Relative Cost Low Medium High
Maximum size (tons) 5 30 24
Number of indoor zones per outdoor condensing unit 1-8 Up to 50 Up to 50

While the efficiencies of ductless heat pumps and VRF systems are similar, VRF systems with simultaneous heating and cooling will use less energy due to their ability to transfer heat among zones. VRF indoor air handlers are available in many styles to accommodate existing architecture. Compared to ducted systems that cool by airflow, VRF systems provide heating and cooling using refrigerant, thereby eliminating duct losses.

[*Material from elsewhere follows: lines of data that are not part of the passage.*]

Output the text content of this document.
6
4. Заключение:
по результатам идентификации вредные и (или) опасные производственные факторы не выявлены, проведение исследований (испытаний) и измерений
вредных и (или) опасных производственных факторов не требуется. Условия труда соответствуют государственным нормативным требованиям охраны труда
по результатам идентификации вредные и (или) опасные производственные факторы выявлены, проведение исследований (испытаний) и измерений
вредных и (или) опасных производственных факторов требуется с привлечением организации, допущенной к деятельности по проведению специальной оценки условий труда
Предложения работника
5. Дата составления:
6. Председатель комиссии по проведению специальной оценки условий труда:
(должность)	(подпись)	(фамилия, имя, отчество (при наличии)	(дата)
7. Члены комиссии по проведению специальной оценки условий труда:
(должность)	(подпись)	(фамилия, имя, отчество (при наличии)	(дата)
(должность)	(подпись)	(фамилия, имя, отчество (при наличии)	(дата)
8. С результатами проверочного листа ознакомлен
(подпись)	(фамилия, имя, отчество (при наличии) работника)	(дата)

There are four components that are modulated to control temperatures and optimize energy use: the condenser fan, the indoor fan coil, the compressor, and the expansion valve. The controls for VRF are somewhat more complicated than ductless heat pumps but no more complicated than a chiller and boiler plant type system. Features vary from one manufacturer to another (ease of retrofit, first cost, etc), but energy savings claims are similar.

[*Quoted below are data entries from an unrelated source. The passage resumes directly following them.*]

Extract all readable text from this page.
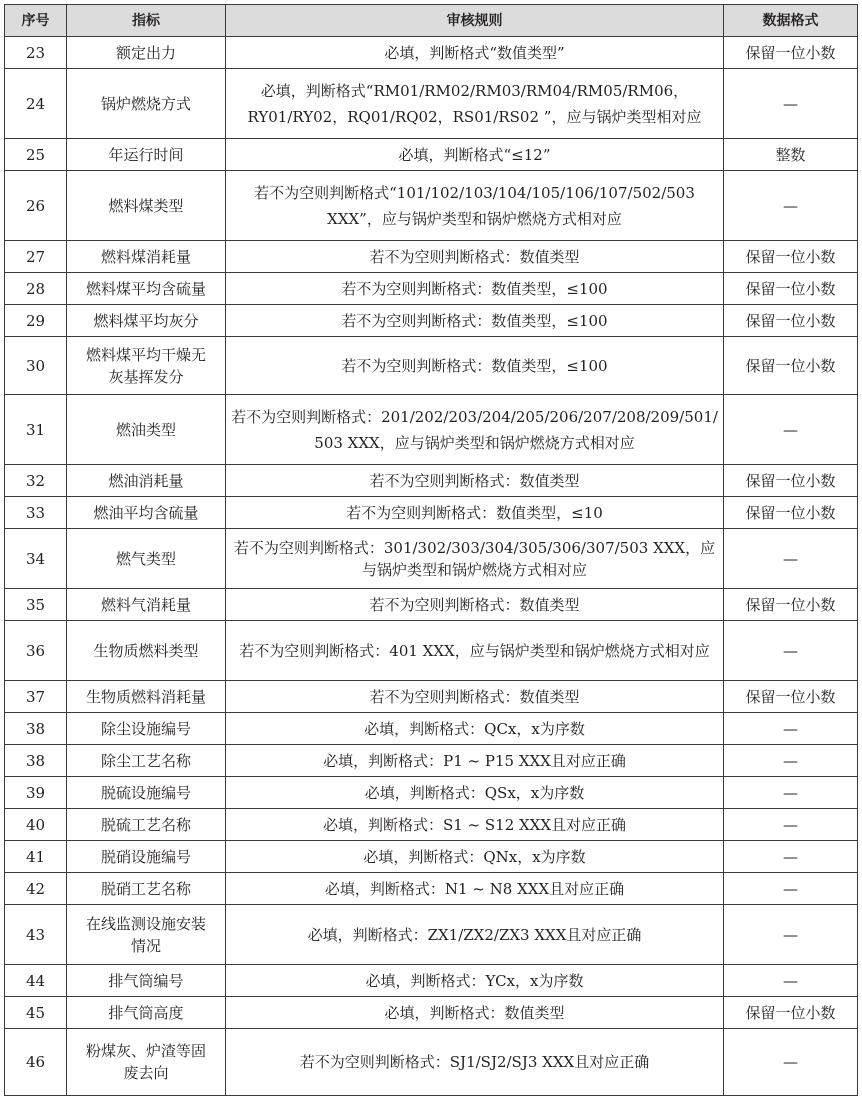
序号	指标	审核规则	数据格式
23	额定出力	必填，判断格式“数值类型”	保留一位小数
24	锅炉燃烧方式	必填，判断格式“RM01/RM02/RM03/RM04/RM05/RM06，RY01/RY02，RQ01/RQ02，RS01/RS02 ”，应与锅炉类型相对应	—
25	年运行时间	必填，判断格式“≤12”	整数
26	燃料煤类型	若不为空则判断格式“101/102/103/104/105/106/107/502/503 XXX”，应与锅炉类型和锅炉燃烧方式相对应	—
27	燃料煤消耗量	若不为空则判断格式：数值类型	保留一位小数
28	燃料煤平均含硫量	若不为空则判断格式：数值类型，≤100	保留一位小数
29	燃料煤平均灰分	若不为空则判断格式：数值类型，≤100	保留一位小数
30	燃料煤平均干燥无灰基挥发分	若不为空则判断格式：数值类型，≤100	保留一位小数
31	燃油类型	若不为空则判断格式：201/202/203/204/205/206/207/208/209/501/503 XXX，应与锅炉类型和锅炉燃烧方式相对应	—
32	燃油消耗量	若不为空则判断格式：数值类型	保留一位小数
33	燃油平均含硫量	若不为空则判断格式：数值类型，≤10	保留一位小数
34	燃气类型	若不为空则判断格式：301/302/303/304/305/306/307/503 XXX，应与锅炉类型和锅炉燃烧方式相对应	—
35	燃料气消耗量	若不为空则判断格式：数值类型	保留一位小数
36	生物质燃料类型	若不为空则判断格式：401 XXX，应与锅炉类型和锅炉燃烧方式相对应	—
37	生物质燃料消耗量	若不为空则判断格式：数值类型	保留一位小数
38	除尘设施编号	必填，判断格式：QCx，x为序数	—
38	除尘工艺名称	必填，判断格式：P1 ~ P15 XXX且对应正确	—
39	脱硫设施编号	必填，判断格式：QSx，x为序数	—
40	脱硫工艺名称	必填，判断格式：S1 ~ S12 XXX且对应正确	—
41	脱硝设施编号	必填，判断格式：QNx，x为序数	—
42	脱硝工艺名称	必填，判断格式：N1 ~ N8 XXX且对应正确	—
43	在线监测设施安装情况	必填，判断格式：ZX1/ZX2/ZX3 XXX且对应正确	—
44	排气筒编号	必填，判断格式：YCx，x为序数	—
45	排气筒高度	必填，判断格式：数值类型	保留一位小数
46	粉煤灰、炉渣等固废去向	若不为空则判断格式：SJ1/SJ2/SJ3 XXX且对应正确	—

Factors to Consider for Simultaneous Heating and Cooling

Some VRF systems can provide simultaneous heating and cooling capability. These systems have better part-load efficiencies and potentially higher energy savings and incentives (compared to VRF systems without simultaneous heating and cooling).

Good applications include buildings in which different zones may require heating and cooling at the same time. For example, the VRF can transfer heat removed from an area requiring cooling (such as an interior data center) to another area that is in heating mode (such as an external office zone), rather than simply rejecting the heat from the warmer zone to the outside.

VRF Benefits

Some of the benefits of VRF systems are:

  • Potential operating cost savings due to better part-load efficiencies and duct loss minimization, when compared to standard air-to-air heat pumps
  • Smaller mechanical space requirements – both interior and exterior
  • Design flexibility with the variety of indoor air handler options
  • Easier retrofits where running ductwork is an issue, such as an older building currently lacking ductwork
  • Greater rentable space due to smaller mechanical rooms and less space required between floors for ductwork
  • Relatively lighter weight, minimizing structural requirements
  • Potentially lower electrical retrofit costs; always check electrical requirements for the replacement system

Regional Fit

Due to its mild climate, the Pacific Northwest benefits greatly from a technology that offers internal/external heat recovery. VRF offers this. For comparison, the Integrated Part Load Value (IPLV) for non-inverter driven technologies (for example, a 12-ton packaged heat pump) is 9.9, while the IPLV for VRF 18.6. In the mild Pacific Northwest climate, where HVAC systems often run at part load, IPLV is very relevant.

Market Potential

If the Pacific Northwest market reacts to this technology as markets in some other countries have, this could have a high market penetration. In countries where this technology has been present for a decade or more, it is installed in 50% of buildings up to 70,000 square feet and one-third of the commercial buildings more than 70,000 square feet according to the article “Variable Refrigerant Flow Systems,” American Society of Heating, Refrigerating and Air-Conditioning Engineers (ASHRAE) Journal, April 2007.

Non Energy Benefits

  • According to the manufacturers, VRF provides less temperature fluctuations due to the variable frequency drive (VFD) fan, inverter compressors, and throttling expansion valve.
  • VRF takes up less space due to minimal, if any, space-consuming ductwork. This is a great feature for both new and renovation projects. This allows for more rentable space and reduces the cost of new construction.
  • VRF is less noisy than water source heat pumps because the compressors are not located in the conditioned space.
  • Often these systems are supplied with few or no ducts. Systems with fewer ducts tend to deliver better indoor air quality, since mold growth and dust accumulation often occurs in ducts.
  • VRF is available in geothermal applications, providing for even higher efficiencies.
  • VRF is lighter weight than variable air volume (VAV) systems, so structural concerns are less.
  • Though these units are relatively new to the U.S., the expectation is that VRF has a long life relative to most other technologies due to the soft start of the inverter-driven compressors (as provided by historical data from ASHRAE).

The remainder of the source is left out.